Siapa bilang matematika itu sulit dan membosankan? Melalui pendekatan kontekstual yang menyenangkan, anak-anak Taman Kanak-Kanak diajak mengenal konsep dasar matematika—khususnya angka π (pi)—melalui kegiatan membuat dan membagi pizza! Kegiatan yang digelar oleh tim dosen dan mahasiswa Program Studi Pendidikan Matematika Universitas Muhammadiyah Malang (UMM) ini bertujuan mengenalkan konsep lingkaran, pembagian bagian (fraksi), dan pengenalan awal terhadap bilangan irasional π secara intuitif kepada anak-anak usia dini.
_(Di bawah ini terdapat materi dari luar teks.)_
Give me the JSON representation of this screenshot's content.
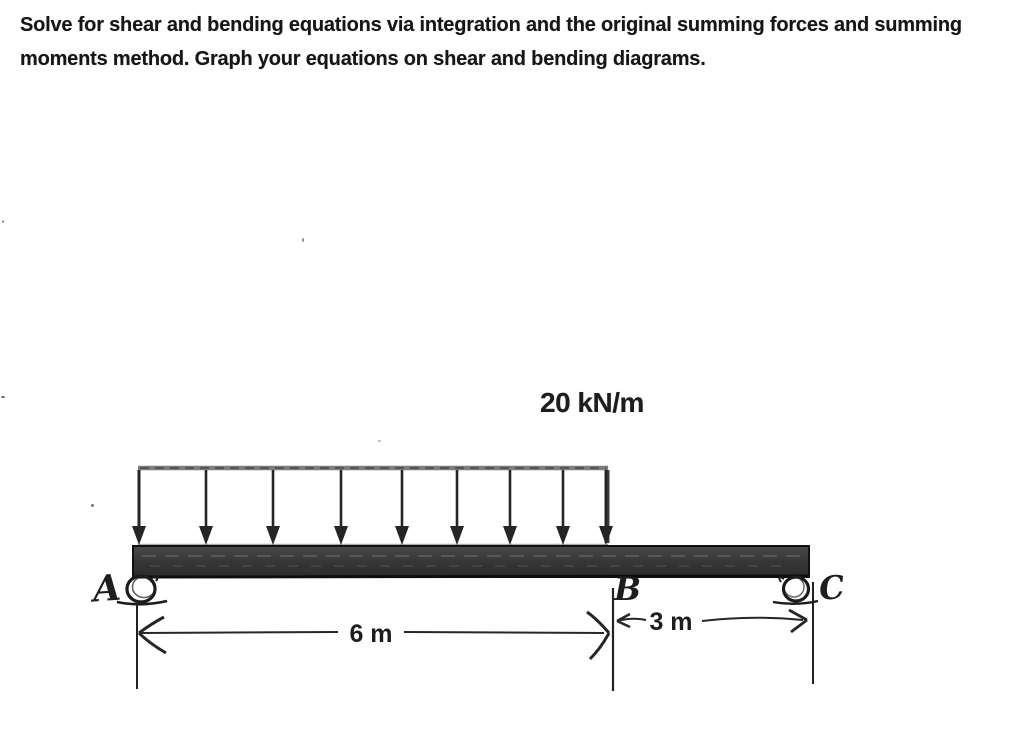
{
  "problem": {
    "line1": "Solve for shear and bending equations via integration and the original summing forces and summing",
    "line2": "moments method. Graph your equations on shear and bending diagrams."
  },
  "diagram": {
    "load_label": "20 kN/m",
    "load": {
      "arrow_count": 9
    },
    "labels": {
      "support_left": "A",
      "point_mid": "B",
      "support_right": "C"
    },
    "dimensions": {
      "span_left": "6 m",
      "span_right": "3 m"
    },
    "colors": {
      "ink": "#222222",
      "beam_dark": "#3a3a3a",
      "load_line_gray": "#7d7d7d"
    }
  }
}
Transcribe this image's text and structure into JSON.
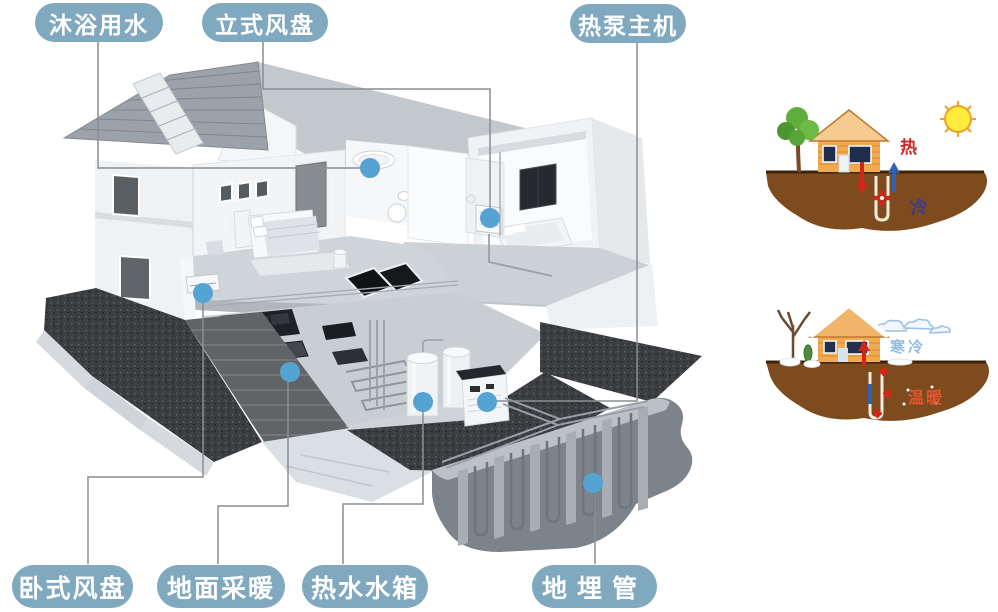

Dalam video berdurasi pendek yang direkam saat kegiatan berlangsung, tampak antusiasme anak-anak saat mengamati bentuk bulat pizza, menghitung jumlah potongan, dan berdiskusi kecil tentang “berapa banyak bagian yang bisa dibuat dari satu lingkaran besar?” “Melalui media konkret seperti pizza, anak-anak bisa memahami bahwa sebuah lingkaran memiliki keliling dan diameter, dan inilah yang nantinya akan berkaitan dengan konsep angka pi,” ujar salah satu dosen pembimbing. Meski mereka belum memahami rumus π = C/d secara formal, namun pengalaman visual dan eksploratif ini menjadi landasan awal berpikir matematis yang bermakna. Kegiatan ini merupakan bagian dari upaya UMM untuk mengembangkan pembelajaran matematika yang berbasis pada pengalaman nyata dan menyenangkan, bahkan sejak usia dini. Dengan mengintegrasikan aspek budaya, kuliner, dan eksplorasi bentuk geometri, anak-anak tidak hanya belajar angka, tapi juga mengasah logika, komunikasi, dan kerja sama. Seperti potongan pizza yang berbeda bentuk dan ukurannya, setiap anak memiliki cara unik dalam memahami dunia—dan matematika bisa menjadi jembatan awal mereka untuk berpikir kritis dan kreatif.